Гарри, раздувая ноздри, смотрел на Снейпа. Тот, прищурившись — на него. Ученик сломался первым — отвел взгляд, однако скрестил руки на груди с видом побежденного, но не сломленного.

— Малфой давал вам зелье? — Гарри не ответил. — Видимо, нет, — Снейп хлопнул в ладоши, и перед ним тут же материализовался Добби. — Зелье с кухни, живо! — скомандовал Снейп, и домовик, вытянувшись в струнку, исчез.

— С какой стати он командует нашими слугами?! — возмутился Гарри в пустоту.
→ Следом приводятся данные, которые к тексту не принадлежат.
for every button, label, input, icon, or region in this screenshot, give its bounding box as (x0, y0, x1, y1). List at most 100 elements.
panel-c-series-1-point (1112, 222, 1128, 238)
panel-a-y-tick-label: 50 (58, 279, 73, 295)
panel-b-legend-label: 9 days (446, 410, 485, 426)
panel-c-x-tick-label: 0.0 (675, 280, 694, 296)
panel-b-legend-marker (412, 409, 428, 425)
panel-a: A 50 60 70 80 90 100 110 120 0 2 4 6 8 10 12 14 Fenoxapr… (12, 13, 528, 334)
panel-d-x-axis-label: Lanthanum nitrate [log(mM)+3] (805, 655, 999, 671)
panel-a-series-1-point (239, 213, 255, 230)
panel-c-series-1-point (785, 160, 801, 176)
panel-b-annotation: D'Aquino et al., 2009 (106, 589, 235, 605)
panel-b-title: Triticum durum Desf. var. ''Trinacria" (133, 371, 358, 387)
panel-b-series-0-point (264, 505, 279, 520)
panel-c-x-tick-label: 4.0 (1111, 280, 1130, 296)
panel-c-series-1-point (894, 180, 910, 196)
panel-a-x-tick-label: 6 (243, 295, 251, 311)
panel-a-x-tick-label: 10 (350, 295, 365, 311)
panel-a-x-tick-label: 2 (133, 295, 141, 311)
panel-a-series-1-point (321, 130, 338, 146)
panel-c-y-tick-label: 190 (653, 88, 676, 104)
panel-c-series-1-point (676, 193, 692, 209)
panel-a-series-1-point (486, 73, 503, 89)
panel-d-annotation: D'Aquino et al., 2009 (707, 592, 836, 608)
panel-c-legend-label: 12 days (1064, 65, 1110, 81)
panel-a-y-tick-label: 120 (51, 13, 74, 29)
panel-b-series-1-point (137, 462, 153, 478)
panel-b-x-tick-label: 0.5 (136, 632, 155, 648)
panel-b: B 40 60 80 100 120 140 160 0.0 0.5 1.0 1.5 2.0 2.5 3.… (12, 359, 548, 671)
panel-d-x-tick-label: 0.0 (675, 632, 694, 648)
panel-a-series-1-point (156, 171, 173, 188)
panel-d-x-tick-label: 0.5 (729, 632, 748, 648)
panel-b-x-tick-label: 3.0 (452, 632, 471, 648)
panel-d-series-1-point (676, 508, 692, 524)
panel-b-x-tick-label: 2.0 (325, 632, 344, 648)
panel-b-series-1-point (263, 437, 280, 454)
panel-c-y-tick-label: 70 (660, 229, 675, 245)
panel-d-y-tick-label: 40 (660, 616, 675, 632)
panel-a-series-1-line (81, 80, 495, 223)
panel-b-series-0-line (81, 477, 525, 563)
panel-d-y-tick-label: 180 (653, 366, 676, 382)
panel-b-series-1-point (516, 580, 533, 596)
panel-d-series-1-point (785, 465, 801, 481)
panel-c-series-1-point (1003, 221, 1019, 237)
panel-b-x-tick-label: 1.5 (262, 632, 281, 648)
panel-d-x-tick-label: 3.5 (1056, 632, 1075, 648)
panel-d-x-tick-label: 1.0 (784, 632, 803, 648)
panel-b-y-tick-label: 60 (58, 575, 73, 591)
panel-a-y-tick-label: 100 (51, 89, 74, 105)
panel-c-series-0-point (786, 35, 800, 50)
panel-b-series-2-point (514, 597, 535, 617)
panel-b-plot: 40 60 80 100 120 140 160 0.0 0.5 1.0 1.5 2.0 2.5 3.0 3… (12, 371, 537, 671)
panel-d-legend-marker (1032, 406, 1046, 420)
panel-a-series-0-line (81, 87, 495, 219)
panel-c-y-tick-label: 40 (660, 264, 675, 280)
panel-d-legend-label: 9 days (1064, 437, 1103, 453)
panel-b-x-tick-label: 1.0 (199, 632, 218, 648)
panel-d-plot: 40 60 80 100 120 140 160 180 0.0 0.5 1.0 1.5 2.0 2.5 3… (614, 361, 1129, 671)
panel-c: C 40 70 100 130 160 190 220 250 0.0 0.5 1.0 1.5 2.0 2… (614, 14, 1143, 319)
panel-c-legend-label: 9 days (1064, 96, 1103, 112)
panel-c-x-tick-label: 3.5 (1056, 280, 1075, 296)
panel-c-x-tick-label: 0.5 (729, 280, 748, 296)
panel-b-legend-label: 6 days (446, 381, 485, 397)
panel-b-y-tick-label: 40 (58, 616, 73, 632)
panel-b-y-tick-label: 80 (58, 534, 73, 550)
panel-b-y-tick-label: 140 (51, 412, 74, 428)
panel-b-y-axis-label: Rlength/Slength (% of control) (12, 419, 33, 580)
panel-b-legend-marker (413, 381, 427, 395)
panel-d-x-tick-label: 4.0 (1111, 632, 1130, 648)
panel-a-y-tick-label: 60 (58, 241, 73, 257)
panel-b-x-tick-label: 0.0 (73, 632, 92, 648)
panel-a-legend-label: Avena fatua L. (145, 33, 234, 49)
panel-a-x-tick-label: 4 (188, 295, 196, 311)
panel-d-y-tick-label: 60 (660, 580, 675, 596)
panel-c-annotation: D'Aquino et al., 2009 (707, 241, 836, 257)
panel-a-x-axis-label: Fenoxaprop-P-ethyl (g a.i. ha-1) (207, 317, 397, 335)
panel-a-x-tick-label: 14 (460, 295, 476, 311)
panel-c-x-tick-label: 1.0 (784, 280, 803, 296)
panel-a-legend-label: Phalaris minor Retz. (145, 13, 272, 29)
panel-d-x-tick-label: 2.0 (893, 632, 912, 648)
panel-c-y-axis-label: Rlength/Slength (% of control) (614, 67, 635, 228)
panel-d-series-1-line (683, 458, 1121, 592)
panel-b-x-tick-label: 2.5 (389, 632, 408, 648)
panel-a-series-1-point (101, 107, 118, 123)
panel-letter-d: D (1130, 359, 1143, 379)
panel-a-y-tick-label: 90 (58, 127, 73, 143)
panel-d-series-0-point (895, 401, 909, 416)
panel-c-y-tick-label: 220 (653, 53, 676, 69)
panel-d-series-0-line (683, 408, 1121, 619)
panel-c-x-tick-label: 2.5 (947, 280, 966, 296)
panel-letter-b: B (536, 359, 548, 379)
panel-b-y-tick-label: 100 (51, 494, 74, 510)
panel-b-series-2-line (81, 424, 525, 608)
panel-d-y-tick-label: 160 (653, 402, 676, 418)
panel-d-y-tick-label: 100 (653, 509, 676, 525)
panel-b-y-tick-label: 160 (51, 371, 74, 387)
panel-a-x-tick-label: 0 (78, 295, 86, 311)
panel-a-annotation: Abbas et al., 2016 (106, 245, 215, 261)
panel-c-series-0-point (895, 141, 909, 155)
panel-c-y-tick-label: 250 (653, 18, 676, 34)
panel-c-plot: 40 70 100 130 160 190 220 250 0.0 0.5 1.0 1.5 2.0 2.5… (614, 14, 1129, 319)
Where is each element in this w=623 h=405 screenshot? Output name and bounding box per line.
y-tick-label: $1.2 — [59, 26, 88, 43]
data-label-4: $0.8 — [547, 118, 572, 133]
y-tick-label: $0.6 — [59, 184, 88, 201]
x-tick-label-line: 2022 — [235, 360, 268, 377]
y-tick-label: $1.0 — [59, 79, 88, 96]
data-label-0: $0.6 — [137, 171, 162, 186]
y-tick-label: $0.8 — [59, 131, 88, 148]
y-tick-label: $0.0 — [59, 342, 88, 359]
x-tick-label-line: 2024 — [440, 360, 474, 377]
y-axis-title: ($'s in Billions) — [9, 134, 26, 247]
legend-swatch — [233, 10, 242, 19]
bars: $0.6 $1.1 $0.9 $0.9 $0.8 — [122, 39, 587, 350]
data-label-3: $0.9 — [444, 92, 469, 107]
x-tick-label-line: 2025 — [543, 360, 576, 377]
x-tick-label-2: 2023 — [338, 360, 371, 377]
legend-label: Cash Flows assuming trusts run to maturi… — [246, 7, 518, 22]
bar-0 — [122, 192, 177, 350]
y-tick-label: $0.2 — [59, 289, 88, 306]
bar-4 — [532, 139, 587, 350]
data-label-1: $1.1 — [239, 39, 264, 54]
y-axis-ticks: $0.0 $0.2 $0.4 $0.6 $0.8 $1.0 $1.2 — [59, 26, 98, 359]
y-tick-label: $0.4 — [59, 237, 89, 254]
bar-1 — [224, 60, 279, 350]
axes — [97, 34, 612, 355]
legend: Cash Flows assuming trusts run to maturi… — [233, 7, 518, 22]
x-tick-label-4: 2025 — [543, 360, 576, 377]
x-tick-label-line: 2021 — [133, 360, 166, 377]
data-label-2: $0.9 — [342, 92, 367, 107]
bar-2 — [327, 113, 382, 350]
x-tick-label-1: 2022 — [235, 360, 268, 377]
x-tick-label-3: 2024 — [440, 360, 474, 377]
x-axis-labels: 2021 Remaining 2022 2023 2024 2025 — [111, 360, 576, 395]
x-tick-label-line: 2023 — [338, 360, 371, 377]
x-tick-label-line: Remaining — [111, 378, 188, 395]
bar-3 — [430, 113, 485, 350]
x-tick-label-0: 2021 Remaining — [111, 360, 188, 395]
— Черт его знает, — отозвался Джеми, опускаясь на коврик возле камина. — И правда, болонка, — пробормотал он, — даже сижу на ковриках…

Вернулся Добби, сунул Снейпу стакан и снова исчез. Зельевар решительно шагнул к Гарри.

— Пейте, Поттер!

— С какой стати?! — снова взвился тот. — Опять туда, небось, сонной фигни намешали! Я не хочу спать, я хочу увидеться с друзьями! С крестным, с профессором Люпином…

Снейп помрачнел.

— Я известил вашего крестного, Поттер, он скоро будет. А вот профессора Люпина обещать не могу…

— Что? — поднял брови Гарри. В это мгновение в камине вновь полыхнуло. Джеми засыпало пеплом.

— До меня дошли странные… о, привет, папа… Черт, Гарри!

— Привет, Паркер, — улыбнулся Гарри. — Ох, ты тоже решила меня удушить…

— Это было бы бесполезно, — она хмыкнула, но ее смешок подозрительно напоминал всхлип. — Ты бессмертен, Поттер.

— Да, мне надо отрезать голову, — согласился Гарри, улыбаясь. — Если только руку, то я не умру.

Сольвейг мельком глянула на культю и снова — на Гарри.

— Да ну тебя, Поттер, что мы тебе, руку не сделаем. Ты «Звездные войны» смотрел?

Они рассмеялись. Снейп, решив, видимо, что на этом эпизод «встреча друзей» можно считать законченным, снова протянул Гарри зелье.

— Пейте, Поттер.

Вздохнув, Гарри выпил весь стакан залпом, скривился и сел на диван.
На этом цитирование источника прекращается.